World Bank President Jim Yong Kim told CNBC at the G-20 summit in Shanghai on Friday that clear communication from Chinese leadership will be key to tempering fears going forward, but that reaction to the country's economic adjustments have so far been overblown.
Global market volatility in recent months, particularly on mainland exchanges like the Shanghai composite, has been blamed on disappointing data out of Beijing and worries over how regulators and policymakers have weathered the storm.
Kim said that investment growth has tapered off in China, despite the fact that Beijing was "very clear" about their transition from manufacturing for exports to services-led growth and consumption.

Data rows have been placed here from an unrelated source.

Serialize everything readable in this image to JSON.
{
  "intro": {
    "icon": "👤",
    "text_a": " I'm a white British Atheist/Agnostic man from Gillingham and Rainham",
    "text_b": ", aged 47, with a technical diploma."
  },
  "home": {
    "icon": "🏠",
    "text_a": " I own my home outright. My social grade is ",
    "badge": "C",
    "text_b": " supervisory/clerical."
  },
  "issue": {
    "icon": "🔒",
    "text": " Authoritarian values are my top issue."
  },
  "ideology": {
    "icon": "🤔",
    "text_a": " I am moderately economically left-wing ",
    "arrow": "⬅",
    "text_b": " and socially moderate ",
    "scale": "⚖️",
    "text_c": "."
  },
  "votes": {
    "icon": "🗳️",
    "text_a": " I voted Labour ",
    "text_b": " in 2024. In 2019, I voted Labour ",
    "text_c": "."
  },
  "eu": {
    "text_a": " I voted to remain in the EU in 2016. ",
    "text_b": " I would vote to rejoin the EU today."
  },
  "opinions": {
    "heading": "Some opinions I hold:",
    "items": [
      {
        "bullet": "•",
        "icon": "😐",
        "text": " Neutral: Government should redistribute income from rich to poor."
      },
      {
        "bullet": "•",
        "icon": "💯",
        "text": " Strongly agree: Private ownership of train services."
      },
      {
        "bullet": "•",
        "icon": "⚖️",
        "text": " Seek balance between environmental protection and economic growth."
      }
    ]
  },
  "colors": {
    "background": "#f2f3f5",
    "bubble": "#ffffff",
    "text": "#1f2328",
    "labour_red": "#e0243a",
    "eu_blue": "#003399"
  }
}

Services now account for more than 50 percent of the Chinese economy.
"So a lot of the things they said would happen are in fact happening," he said.
Kim told CNBC that China's Premier Li Keqiang had told him there were plans to keep the public informed about policy changes going forward.

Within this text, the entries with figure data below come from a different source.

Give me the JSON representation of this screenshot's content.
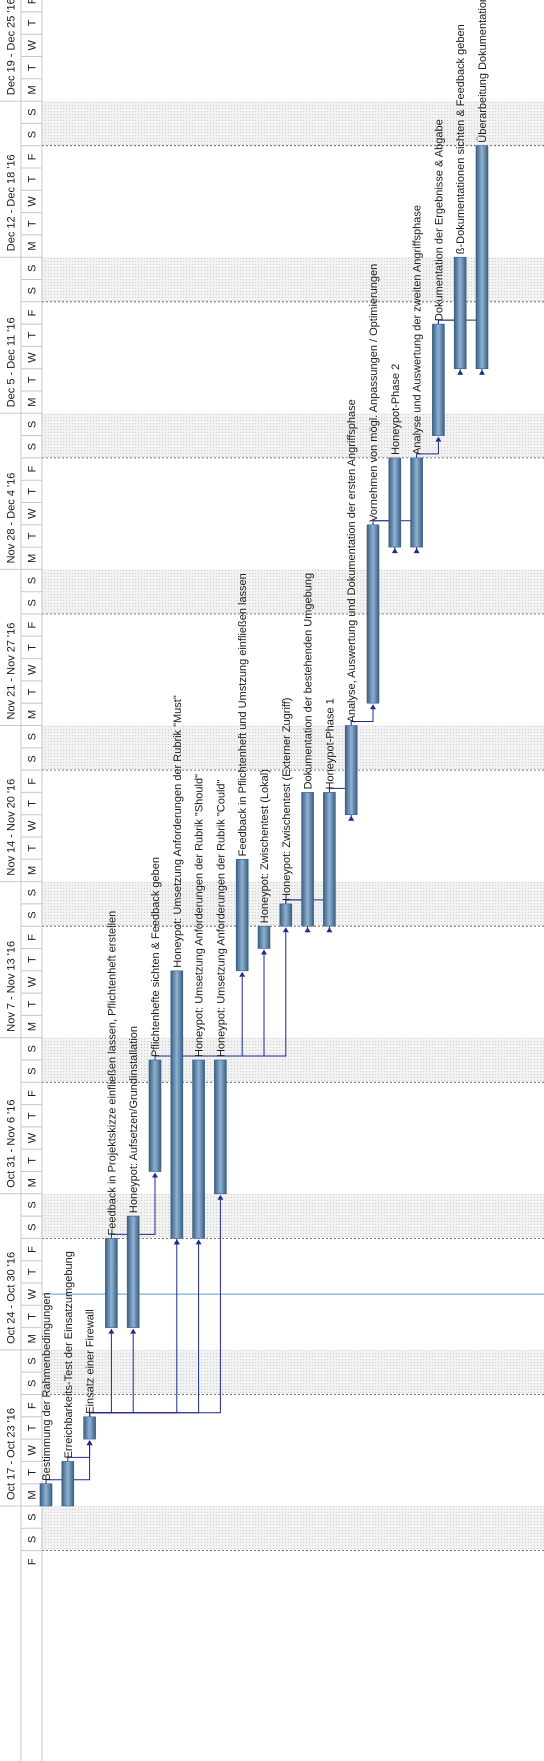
{
  "chart_data": {
    "type": "gantt",
    "orientation": "rotated-90-ccw",
    "weeks": [
      {
        "label": "Oct 17 - Oct 23 '16",
        "days": [
          "M",
          "T",
          "W",
          "T",
          "F",
          "S",
          "S"
        ]
      },
      {
        "label": "Oct 24 - Oct 30 '16",
        "days": [
          "M",
          "T",
          "W",
          "T",
          "F",
          "S",
          "S"
        ]
      },
      {
        "label": "Oct 31 - Nov 6 '16",
        "days": [
          "M",
          "T",
          "W",
          "T",
          "F",
          "S",
          "S"
        ]
      },
      {
        "label": "Nov 7 - Nov 13 '16",
        "days": [
          "M",
          "T",
          "W",
          "T",
          "F",
          "S",
          "S"
        ]
      },
      {
        "label": "Nov 14 - Nov 20 '16",
        "days": [
          "M",
          "T",
          "W",
          "T",
          "F",
          "S",
          "S"
        ]
      },
      {
        "label": "Nov 21 - Nov 27 '16",
        "days": [
          "M",
          "T",
          "W",
          "T",
          "F",
          "S",
          "S"
        ]
      },
      {
        "label": "Nov 28 - Dec 4 '16",
        "days": [
          "M",
          "T",
          "W",
          "T",
          "F",
          "S",
          "S"
        ]
      },
      {
        "label": "Dec 5 - Dec 11 '16",
        "days": [
          "M",
          "T",
          "W",
          "T",
          "F",
          "S",
          "S"
        ]
      },
      {
        "label": "Dec 12 - Dec 18 '16",
        "days": [
          "M",
          "T",
          "W",
          "T",
          "F",
          "S",
          "S"
        ]
      },
      {
        "label": "Dec 19 - Dec 25 '16",
        "days": [
          "M",
          "T",
          "W",
          "T",
          "F",
          "S",
          "S"
        ]
      }
    ],
    "leading_days": [
      "F",
      "S",
      "S"
    ],
    "trailing_days": [
      "F"
    ],
    "today_line_date": "2016-10-26",
    "tasks": [
      {
        "name": "Bestimmung der Rahmenbedingungen",
        "start": "2016-10-17",
        "end": "2016-10-18"
      },
      {
        "name": "Erreichbarkeits-Test der Einsatzumgebung",
        "start": "2016-10-17",
        "end": "2016-10-19"
      },
      {
        "name": "Einsatz einer Firewall",
        "start": "2016-10-20",
        "end": "2016-10-21"
      },
      {
        "name": "Feedback in Projektskizze einfließen lassen, Pflichtenheft erstellen",
        "start": "2016-10-25",
        "end": "2016-10-29"
      },
      {
        "name": "Honeypot: Aufsetzen/Grundinstallation",
        "start": "2016-10-25",
        "end": "2016-10-30"
      },
      {
        "name": "Pflichtenhefte sichten & Feedback geben",
        "start": "2016-11-01",
        "end": "2016-11-06"
      },
      {
        "name": "Honeypot: Umsetzung Anforderungen der Rubrik \"Must\"",
        "start": "2016-10-29",
        "end": "2016-11-10"
      },
      {
        "name": "Honeypot: Umsetzung Anforderungen der Rubrik \"Should\"",
        "start": "2016-10-29",
        "end": "2016-11-06"
      },
      {
        "name": "Honeypot: Umsetzung Anforderungen der Rubrik \"Could\"",
        "start": "2016-10-31",
        "end": "2016-11-06"
      },
      {
        "name": "Feedback in Pflichtenheft und Umstzung einfließen lassen",
        "start": "2016-11-10",
        "end": "2016-11-15"
      },
      {
        "name": "Honeypot: Zwischentest (Lokal)",
        "start": "2016-11-11",
        "end": "2016-11-12"
      },
      {
        "name": "Honeypot: Zwischentest (Externer Zugriff)",
        "start": "2016-11-12",
        "end": "2016-11-13"
      },
      {
        "name": "Dokumentation der bestehenden Umgebung",
        "start": "2016-11-12",
        "end": "2016-11-18"
      },
      {
        "name": "Honeypot-Phase 1",
        "start": "2016-11-12",
        "end": "2016-11-18"
      },
      {
        "name": "Analyse, Auswertung und Dokumentation der ersten Angriffsphase",
        "start": "2016-11-17",
        "end": "2016-11-21"
      },
      {
        "name": "Vornehmen von mögl. Anpassungen / Optimierungen",
        "start": "2016-11-22",
        "end": "2016-11-30"
      },
      {
        "name": "Honeypot-Phase 2",
        "start": "2016-11-29",
        "end": "2016-12-03"
      },
      {
        "name": "Analyse und Auswertung der zweiten Angriffsphase",
        "start": "2016-11-29",
        "end": "2016-12-03"
      },
      {
        "name": "Dokumentation der Ergebnisse & Abgabe",
        "start": "2016-12-04",
        "end": "2016-12-09"
      },
      {
        "name": "ß-Dokumentationen sichten & Feedback geben",
        "start": "2016-12-07",
        "end": "2016-12-12"
      },
      {
        "name": "Überarbeitung Dokumentation",
        "start": "2016-12-07",
        "end": "2016-12-17"
      }
    ],
    "dependencies": [
      [
        0,
        2
      ],
      [
        1,
        2
      ],
      [
        2,
        3
      ],
      [
        2,
        4
      ],
      [
        2,
        6
      ],
      [
        2,
        7
      ],
      [
        2,
        8
      ],
      [
        3,
        5
      ],
      [
        5,
        6
      ],
      [
        5,
        9
      ],
      [
        5,
        10
      ],
      [
        5,
        11
      ],
      [
        11,
        12
      ],
      [
        11,
        13
      ],
      [
        13,
        14
      ],
      [
        14,
        15
      ],
      [
        15,
        16
      ],
      [
        15,
        17
      ],
      [
        17,
        18
      ],
      [
        18,
        19
      ],
      [
        18,
        20
      ]
    ],
    "colors": {
      "bar": "#4f7ca6",
      "bar_highlight": "#8fb2d3",
      "bar_border": "#3a5f82",
      "link": "#1f2b8c",
      "today_line": "#7ab0da",
      "weekend": "#ececec",
      "grid": "#c8c8c8"
    }
  }
}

"We're very impressed with their seriousness of the structural reforms," he said.
"There have been bumps in the road, you bet, but it's a matter of getting used to being the second largest economy in the world and having everything that happens in your country affect everyone else."
And it's key to remember some basic facts, Kim stressed. China's economy grew by 6.9 percent, totaling $11 trillion, which accounted for nearly 30 percent of all global growth.

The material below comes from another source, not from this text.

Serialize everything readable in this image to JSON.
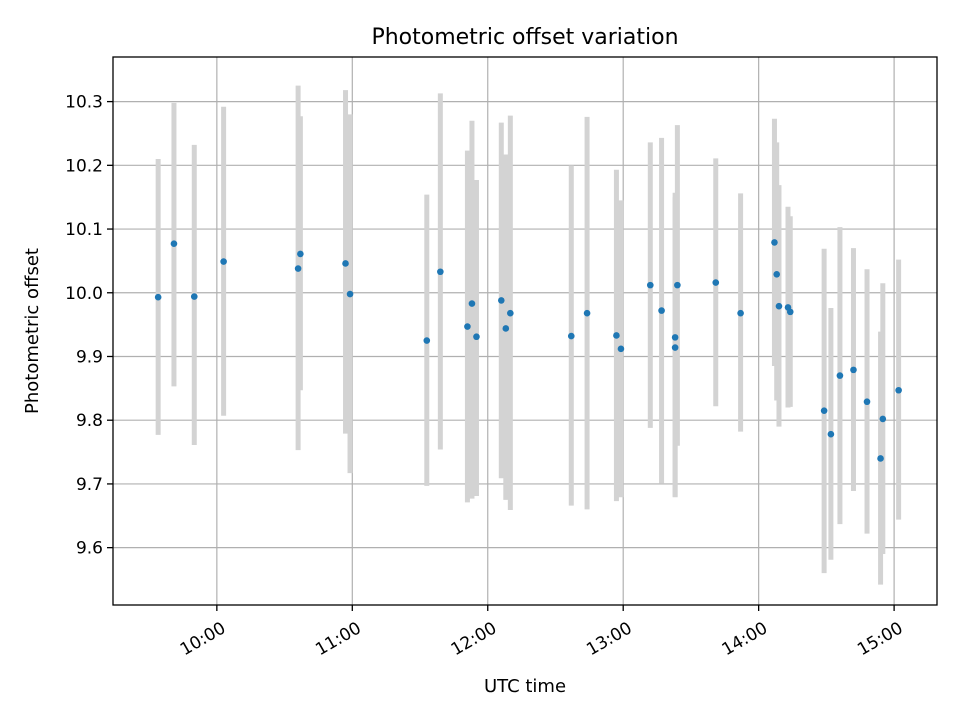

Ultimately, China's transition may be providing pockets of opportunity.
Australia's Treasurer Scott Morrison said the country's economy had transitioned in sync with China, moving towards services following the now-fading resources boom that previously dominated trade.
"We're both transitioning but even in the resources sector, volumes are still up and market share is still growing in all of these important areas. So we're still maintaining our momentum, albeit at a different price."
"But in other sectors of our economy we're seeing expansion," he added, highlighting healthcare, dairy, services and agricultural commodities.
"They're diversifying, we're diversifying and I think we're well synchronized. So I'm a lot more optimistic than I think others are, but it's based on our experience."